Alnick menyampaikan, sebagai seorang mahasiswa yang aktif dalam kegiatan diskusi, ia merasa bahwa arti berpikir kritis adalah challenging power. Alnick merasa bahwa dengan mengkaji kebijakan, mengikuti gerakan, dan diskusi akademik, pemikiran kritis akan terwujud dengan positif. Meminjam pemikiran Lenin, menurut Alnick praktik harus dengan teori yang mumpuni juga. Pola pikir seperti itu akan membentuk sikap kritis yang ofensif, yaitu sikap kritis yang menyerang isu-isu sebelum tumbuh.

Berbicara mengenai pemuda, Gilang menyampaikan bagaimana para pemuda memiliki kapasitas untuk bereksperimen.
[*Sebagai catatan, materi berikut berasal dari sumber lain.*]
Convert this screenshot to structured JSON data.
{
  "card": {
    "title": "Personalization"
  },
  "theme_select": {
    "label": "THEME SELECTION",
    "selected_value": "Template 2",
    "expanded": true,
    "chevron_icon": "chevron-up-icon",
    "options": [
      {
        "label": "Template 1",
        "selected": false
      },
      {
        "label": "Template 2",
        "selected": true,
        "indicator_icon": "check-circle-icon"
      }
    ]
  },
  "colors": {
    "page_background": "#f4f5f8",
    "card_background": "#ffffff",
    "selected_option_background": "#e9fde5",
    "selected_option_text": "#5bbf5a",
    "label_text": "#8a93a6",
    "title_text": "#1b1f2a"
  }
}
Mereka punya kecenderungan untuk langsung menerima ide, malah kadang tanpa resistensi yang berarti. Hal inilah yang menurut Gilang kadang membawa pemuda ke ranah kritis yang salah. Pelampiasan pemikiran kritis ini kadang diterjemahkan dengan cara yang ekstrim. Sama seperti pola pikir pelaku terorisme yang biasa ditemukan berumur dibawah 30 tahun.
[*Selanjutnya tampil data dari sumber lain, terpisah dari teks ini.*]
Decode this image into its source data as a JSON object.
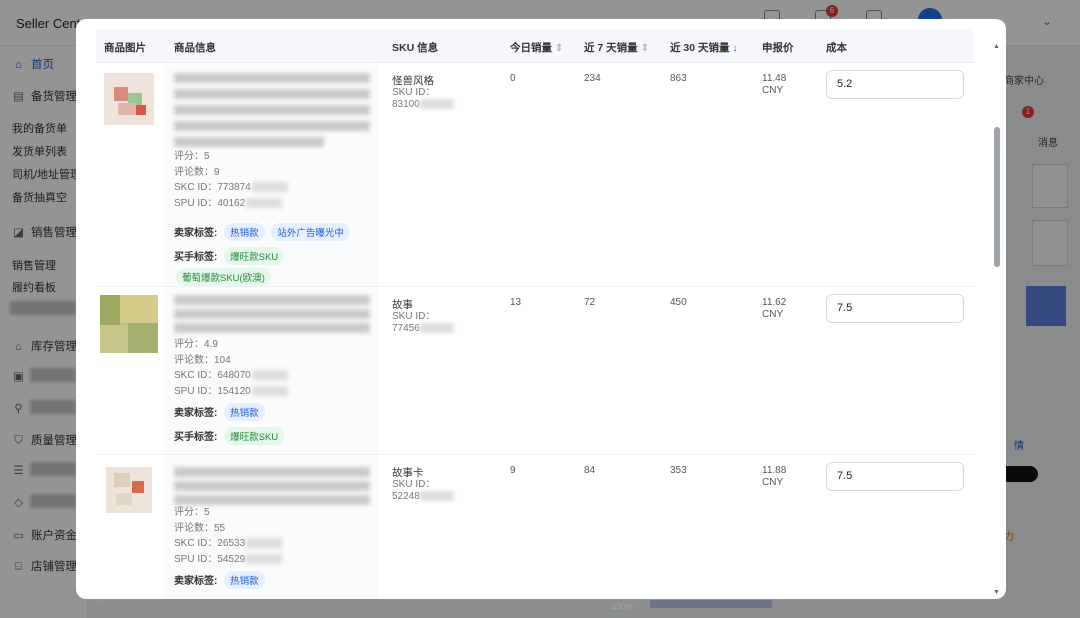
{
  "app": {
    "title": "Seller Cent",
    "notification_count": "6"
  },
  "sidebar": {
    "home": "首页",
    "stock_mgmt": "备货管理",
    "my_stock_orders": "我的备货单",
    "shipment_list": "发货单列表",
    "driver_address": "司机/地址管理",
    "stock_sampling": "备货抽真空",
    "sales_mgmt": "销售管理",
    "sales_manage": "销售管理",
    "fulfillment_board": "履约看板",
    "inventory_mgmt": "库存管理",
    "quality_mgmt": "质量管理",
    "account_funds": "账户资金",
    "store_mgmt": "店铺管理"
  },
  "background_right": {
    "merchant_center": "商家中心",
    "messages": "消息",
    "message_count": "1",
    "details_text": "情",
    "side_text": "力"
  },
  "table": {
    "headers": {
      "image": "商品图片",
      "info": "商品信息",
      "sku": "SKU 信息",
      "today": "今日销量",
      "week": "近 7 天销量",
      "month": "近 30 天销量",
      "price": "申报价",
      "cost": "成本"
    },
    "rows": [
      {
        "rating": "评分：5",
        "reviews": "评论数：9",
        "skc": "SKC ID：773874",
        "spu": "SPU ID：40162",
        "seller_label": "卖家标签:",
        "seller_tags": [
          "热销款",
          "站外广告曝光中"
        ],
        "buyer_label": "买手标签:",
        "buyer_tags": [
          "爆旺款SKU"
        ],
        "extra_tag": "葡萄爆款SKU(欧澳)",
        "sku_name": "怪兽风格",
        "sku_id_label": "SKU ID：",
        "sku_id": "83100",
        "today": "0",
        "week": "234",
        "month": "863",
        "price": "11.48",
        "currency": "CNY",
        "cost": "5.2"
      },
      {
        "rating": "评分：4.9",
        "reviews": "评论数：104",
        "skc": "SKC ID：648070",
        "spu": "SPU ID：154120",
        "seller_label": "卖家标签:",
        "seller_tags": [
          "热销款"
        ],
        "buyer_label": "买手标签:",
        "buyer_tags": [
          "爆旺款SKU"
        ],
        "sku_name": "故事",
        "sku_id_label": "SKU ID：",
        "sku_id": "77456",
        "today": "13",
        "week": "72",
        "month": "450",
        "price": "11.62",
        "currency": "CNY",
        "cost": "7.5"
      },
      {
        "rating": "评分：5",
        "reviews": "评论数：55",
        "skc": "SKC ID：26533",
        "spu": "SPU ID：54529",
        "seller_label": "卖家标签:",
        "seller_tags": [
          "热销款"
        ],
        "sku_name": "故事卡",
        "sku_id_label": "SKU ID：",
        "sku_id": "52248",
        "today": "9",
        "week": "84",
        "month": "353",
        "price": "11.88",
        "currency": "CNY",
        "cost": "7.5"
      }
    ]
  },
  "footer": {
    "zoom": "100%"
  },
  "colors": {
    "accent": "#1a5cd8",
    "tag_blue_bg": "#e6efff",
    "tag_green_bg": "#e5f6ea",
    "tag_green": "#1f8a3e"
  }
}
Diskusi kemudian diarahkan kepada pembahasan cara pemuda dapat melakukan pemikiran kritis itu sendiri. Zahwa menjelaskan adanya masalah kurang dalamnya pengujian kembali ide-ide yang pemuda dapatkan dari orang-orang yang mereka anggap keren. Mengambil contoh dari pembelaan netizen terhadap kasus Audrey yang terinspirasi oleh omongan influencer.

Gilang menanggapi dengan menyorot ironi praktik penalaran kritis di kampus. Ia menjelaskan bagaimana mahasiswa dituntut kritis di kelas namun dilarang melakukannya di luar ruang kelas itu sendiri. Gilang percaya bahwa kemampuan para pemuda untuk mengkritisi di dunia maya bukanlah faktor generasi, namun karena masalah kebiasaan. Ia percaya bahwa berkritisi bisa menjadi kebiasaan semua generasi. Alnick, mengambil contoh aktivis lingkungan Greta Thunberg, menyatakan bahwa kehebatan tidak perlu menunggu umur. Ia mengambil kutipan dari ujaran Gramsci bahwa kita boleh pesimis secara intelektual, namun harus optimis dalam tekad. (/Lak)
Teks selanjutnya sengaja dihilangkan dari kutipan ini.